Absolutely, you efforts are excellent. This can be achieved if you have support from the top downwards, sadly I would doubt that is forthcoming.

----------


## Bruce Kekule

> Absolutely, you efforts are excellent. This can be achieved if you have support from the top downwards, sadly I would doubt that is forthcoming.


Bobcock,

Seriously, if you have an urge to get into the wild of Kaeng Krachan, you can go as an ordinary person. It does not take the 'topdogs' to get in and photograph the wildlife. I was fortunate in my early years as a wildlife photographer as mentioned is a story I did recently about the leopard. Probably the most important is to have a vehicle with the 4X4 drive and your off. Buy your ticket at the gate and up you go. You can rent those Suzuki 4X4's fairly cheaply if you don't have a car. 

As you the park, you'll see loads of elephant droppings left by the giants, usually at night. But sometimes they are by the side of the road at a mineral lick 10 kms. from the front gate. Pitch your tent at the campground and go exploring. It's that simple. And finally, if you have a family, take them too. It's well worth the effort and expense.

Cheers,
Bruce

----------


## FarangRed

Here's me thinking we already live in an animal loving nation, Thailand I mean

----------


## Bruce Kekule

Additional information on Kaeng Krachan is appreciated.
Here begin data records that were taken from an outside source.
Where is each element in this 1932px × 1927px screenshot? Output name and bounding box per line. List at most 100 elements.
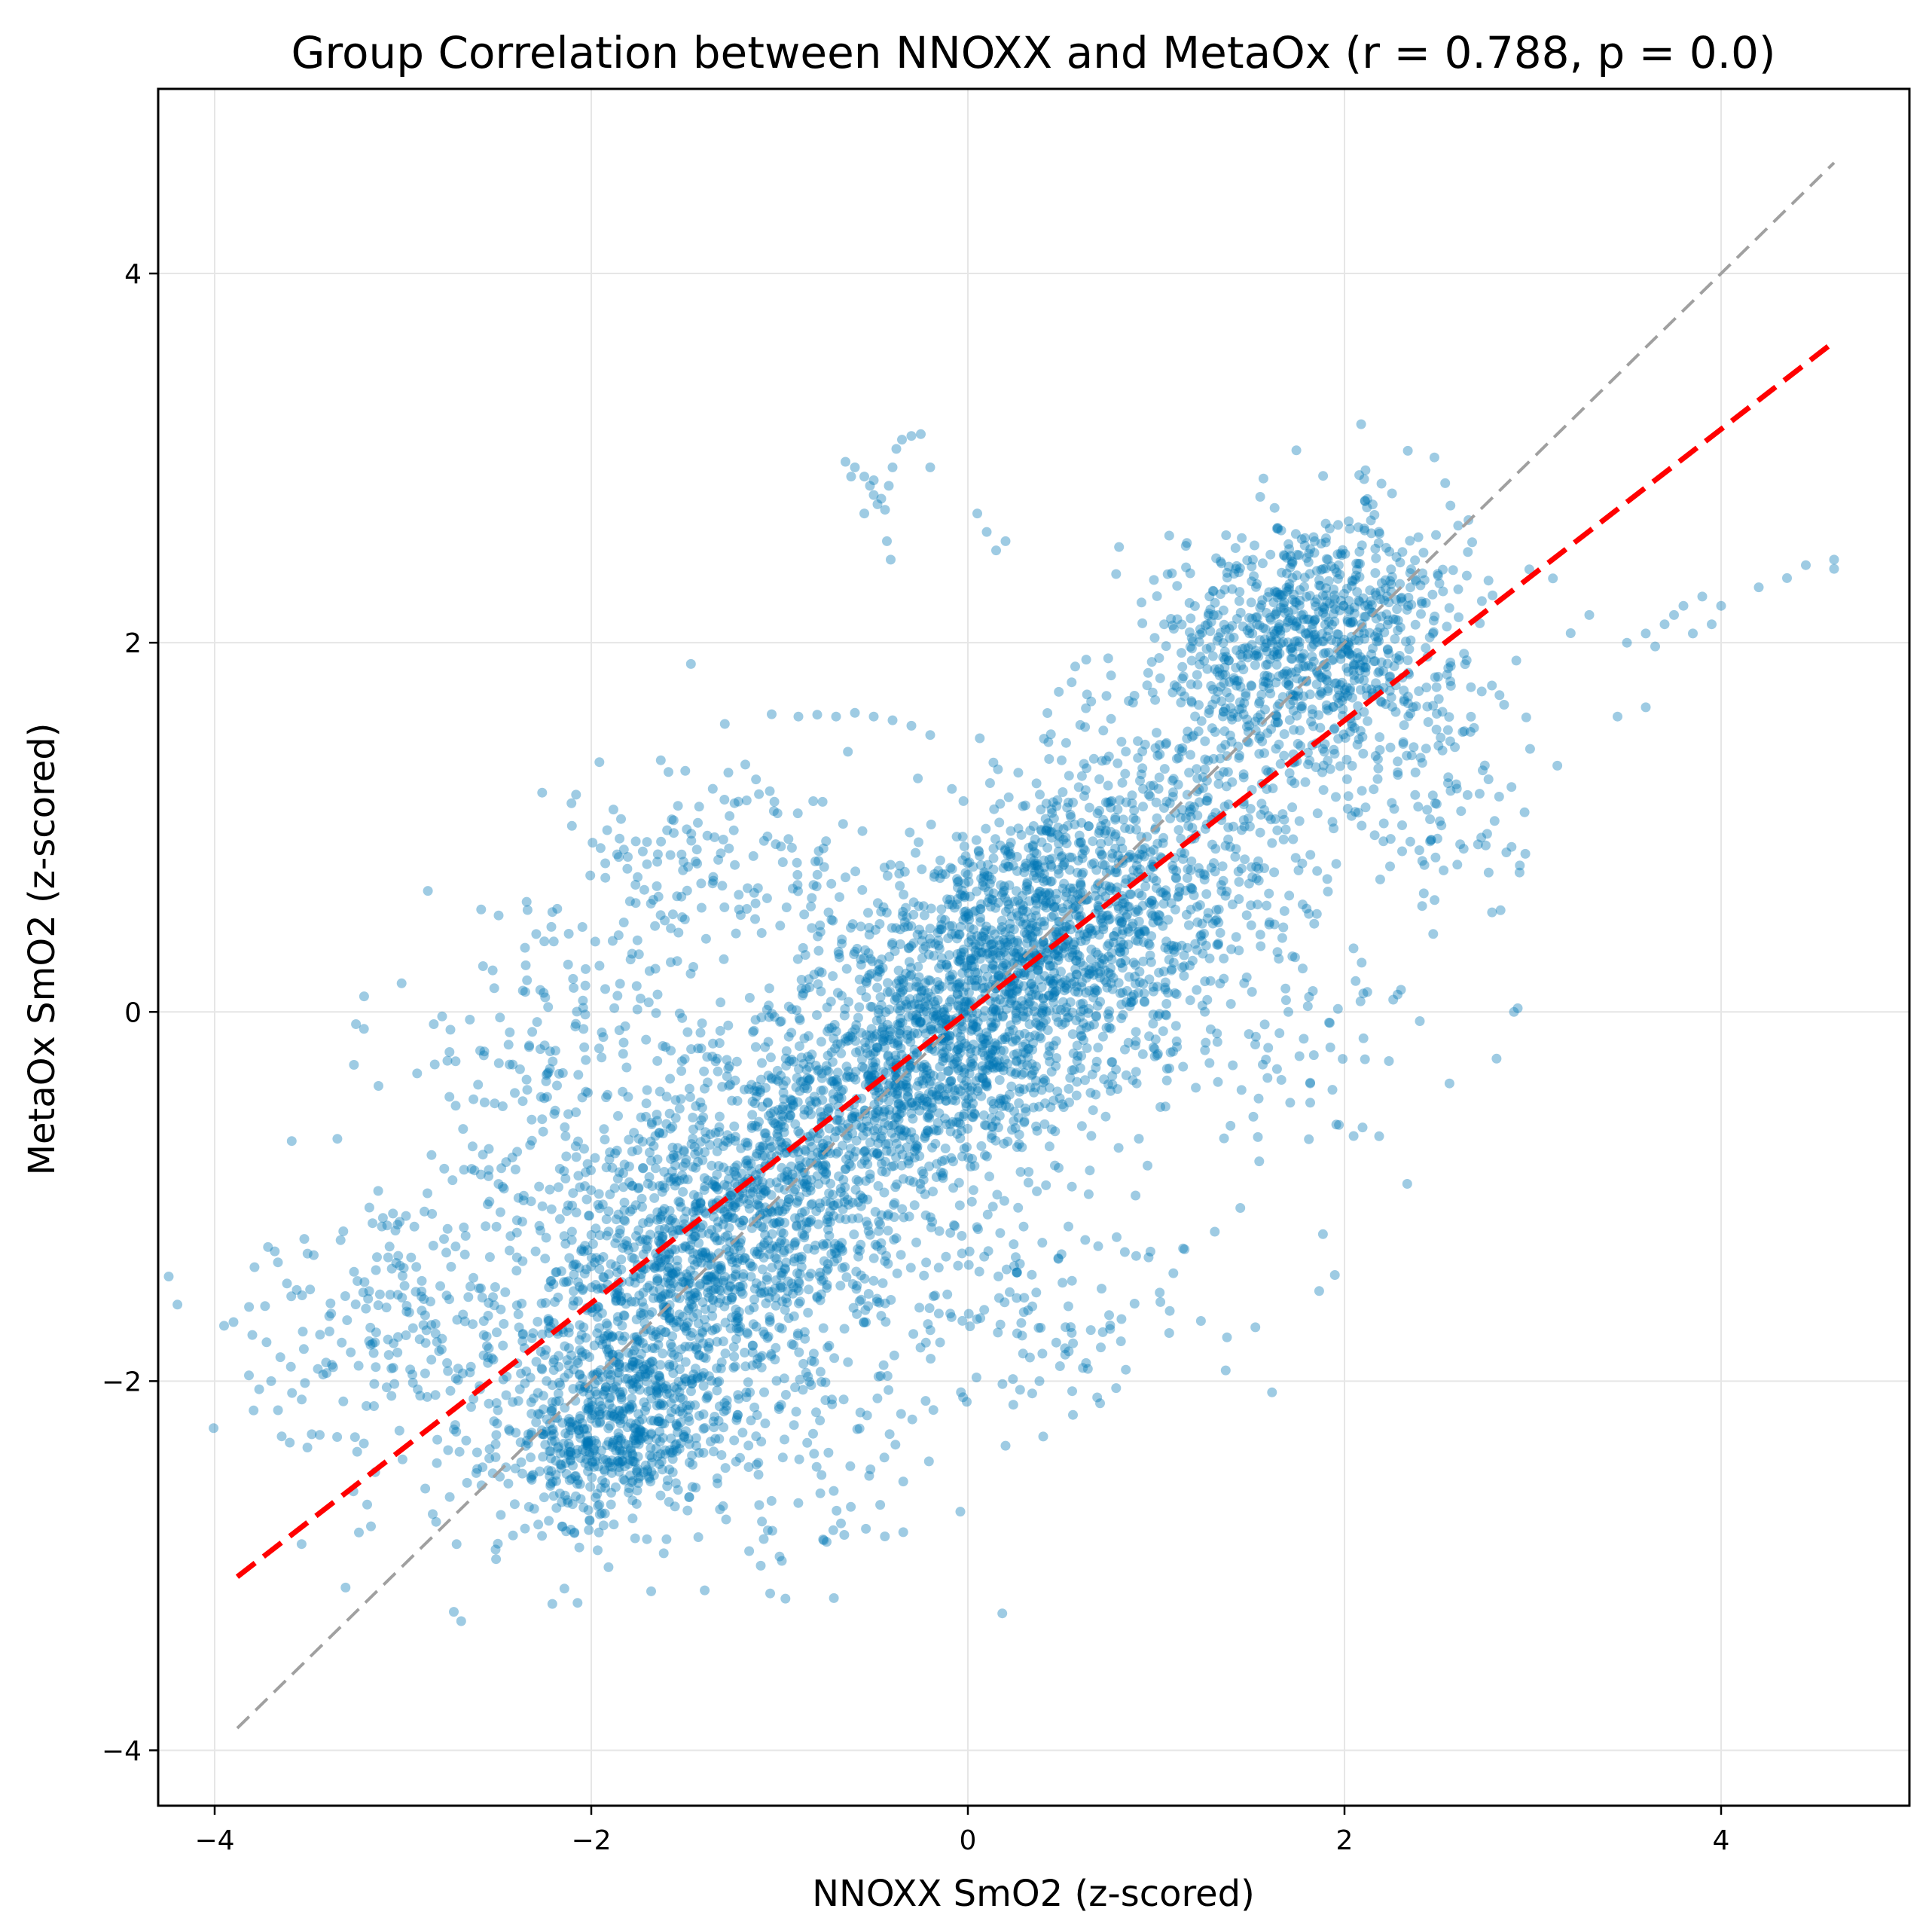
data-point <box>1252 612 1262 622</box>
data-point <box>743 1377 753 1388</box>
data-point <box>430 1328 441 1339</box>
data-point <box>603 1562 614 1572</box>
data-point <box>1442 621 1452 632</box>
data-point <box>1021 938 1032 948</box>
data-point <box>712 1235 722 1246</box>
data-point <box>795 1192 804 1202</box>
data-point <box>1003 1032 1013 1042</box>
data-point <box>1093 1043 1103 1053</box>
data-point <box>490 1439 501 1449</box>
data-point <box>1042 890 1053 900</box>
data-point <box>673 1196 684 1207</box>
data-point <box>1318 636 1329 646</box>
data-point <box>839 1010 850 1021</box>
data-point <box>993 1122 1003 1133</box>
data-point <box>588 1307 597 1318</box>
data-point <box>1030 893 1041 904</box>
data-point <box>1483 576 1494 586</box>
data-point <box>835 1281 846 1291</box>
data-point <box>590 1257 600 1268</box>
data-point <box>728 1342 739 1352</box>
data-point <box>955 1119 966 1129</box>
data-point <box>782 1297 792 1308</box>
data-point <box>1230 543 1241 553</box>
data-point <box>1270 717 1280 728</box>
data-point <box>1118 1009 1128 1020</box>
data-point <box>1111 1064 1122 1075</box>
data-point <box>981 1028 992 1038</box>
data-point <box>1363 716 1373 726</box>
data-point <box>743 1329 753 1339</box>
data-point <box>1387 488 1397 499</box>
data-point <box>716 997 726 1008</box>
data-point <box>771 1342 781 1353</box>
data-point <box>1418 548 1429 558</box>
data-point <box>860 1176 871 1186</box>
data-point <box>1391 551 1402 562</box>
data-point <box>920 941 931 951</box>
data-point <box>850 1107 860 1118</box>
data-point <box>1202 664 1213 674</box>
data-point <box>776 1270 786 1281</box>
data-point <box>843 1031 853 1042</box>
data-point <box>879 863 890 873</box>
data-point <box>529 1393 539 1403</box>
data-point <box>755 1190 766 1201</box>
data-point <box>826 878 837 889</box>
data-point <box>766 1189 777 1200</box>
data-point <box>1257 558 1268 569</box>
data-point <box>859 1273 870 1284</box>
data-point <box>918 1079 929 1089</box>
data-point <box>879 1029 890 1040</box>
data-point <box>1008 860 1018 871</box>
data-point <box>1270 814 1280 824</box>
data-point <box>713 1217 723 1227</box>
data-point <box>658 1548 669 1559</box>
data-point <box>868 1275 879 1286</box>
data-point <box>505 1245 514 1256</box>
data-point <box>499 1318 509 1329</box>
data-point <box>539 1492 549 1503</box>
data-point <box>795 1076 806 1087</box>
data-point <box>1287 802 1298 813</box>
data-point <box>1220 740 1231 750</box>
data-point <box>700 1315 710 1325</box>
data-point <box>870 1131 881 1142</box>
data-point <box>1149 844 1159 855</box>
data-point <box>716 1450 727 1460</box>
data-point <box>944 1066 954 1076</box>
data-point <box>782 1166 792 1177</box>
data-point <box>748 1340 758 1351</box>
data-point <box>722 1180 732 1191</box>
data-point <box>892 1268 902 1278</box>
data-point <box>1433 569 1443 579</box>
data-point <box>863 908 873 918</box>
data-point <box>1355 558 1365 569</box>
data-point <box>730 1135 740 1146</box>
data-point <box>860 1043 871 1053</box>
data-point <box>959 1144 969 1154</box>
data-point <box>1173 780 1183 789</box>
data-point <box>1303 557 1314 567</box>
data-point <box>902 1002 912 1012</box>
data-point <box>905 1263 916 1273</box>
data-point <box>988 1022 999 1032</box>
data-point <box>734 1217 745 1228</box>
data-point <box>707 1160 717 1171</box>
data-point <box>1281 568 1292 579</box>
data-point <box>803 1105 813 1116</box>
data-point <box>894 1020 904 1031</box>
data-point <box>874 1217 884 1227</box>
data-point <box>1110 813 1121 823</box>
data-point <box>850 1111 860 1122</box>
data-point <box>1299 582 1309 592</box>
data-point <box>926 903 936 914</box>
data-point <box>1255 731 1265 741</box>
data-point <box>820 1161 831 1171</box>
data-point <box>781 1257 792 1268</box>
data-point <box>1228 708 1238 719</box>
data-point <box>1073 904 1084 915</box>
data-point <box>1255 492 1265 502</box>
data-point <box>1033 1020 1044 1031</box>
data-point <box>876 1014 887 1025</box>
However, banteng, the rare wild cattle, has not been reported, seen or camera-trapped for more than five years. The last camera-trap photos of a banteng bull were captured around 'Bong Phrom' (mineral lick) about 12 kilometers from the main gate in 2002-2003. I also have a photo of a banteng cow in 2004. These beautiful creatures prefer open deciduous forest in the lowlands and have probably been wiped out by poachers some time ago; a sad fact.

On the other hand, gaur the wild forest ox, prefer evergreen forest and are thriving quite well in the interior. My second post on Kaeng Krachan will highlight some of the endangered species still found here and is in tne works. Coming soon.

----------


## robuzo

> Additional information on Kaeng Krachan is appreciated. However, banteng, the rare wild cattle, has not been reported, seen or camera-trapped for more than five years. The last camera-trap photos of a banteng bull were captured around 'Bong Phrom' (mineral lick) about 12 kilometers from the main gate in 2002-2003. I also have a photo of a banteng cow in 2004. These beautiful creatures prefer open deciduous forest in the lowlands and have probably been wiped out by poachers some time ago; a sad fact.
> 
> On the other hand, gaur the wild forest ox, prefer evergreen forest and are thriving quite well in the interior. My second post on Kaeng Krachan will highlight some of the endangered species still found here and is in tne works. Coming soon.


Still quite a few banteng in eastern Cambodia. . .right?  Wouldn't be much point in attempting to re-establish them in places like KK so long as the trade in bush meat continues, I suppose.

----------


## Bruce Kekule

> Originally Posted by Bruce Kekule
> 
> 
> Additional information on Kaeng Krachan is appreciated. However, banteng, the rare wild cattle, has not been reported, seen or camera-trapped for more than five years. The last camera-trap photos of a banteng bull were captured around 'Bong Phrom' (mineral lick) about 12 kilometers from the main gate in 2002-2003. I also have a photo of a banteng cow in 2004. These beautiful creatures prefer open deciduous forest in the lowlands and have probably been wiped out by poachers some time ago; a sad fact.
> 
> On the other hand, gaur the wild forest ox, prefer evergreen forest and are thriving quite well in the interior. My second post on Kaeng Krachan will highlight some of the endangered species still found here and is in tne works. Coming soon.
> 
> 
> Still quite a few banteng in eastern Cambodia. . .right?  Wouldn't be much point in attempting to re-establish them in places like KK so long as the trade in bush meat continues, I suppose.


Robuzo,

Banteng are found in Eastern Thailand at Khao Ang Rue Nai Wildlife Sanctuary (Thailand's second best protected area for the wild cattle). I'm not sure about Cambodia but can check with my close friend Allan Michaud at wildcambodia.net. He has the most knowledge on Cambodia's wildlife. The situation there is OK on some species but as here, is in dire straits with poaching and encroachment rampant. This is a global problem and some areas are coping while others being destroyed at an alarming rate like the tigers in India disappearing under the researchers and park staff noses. Sad but true facts.

Bruce

----------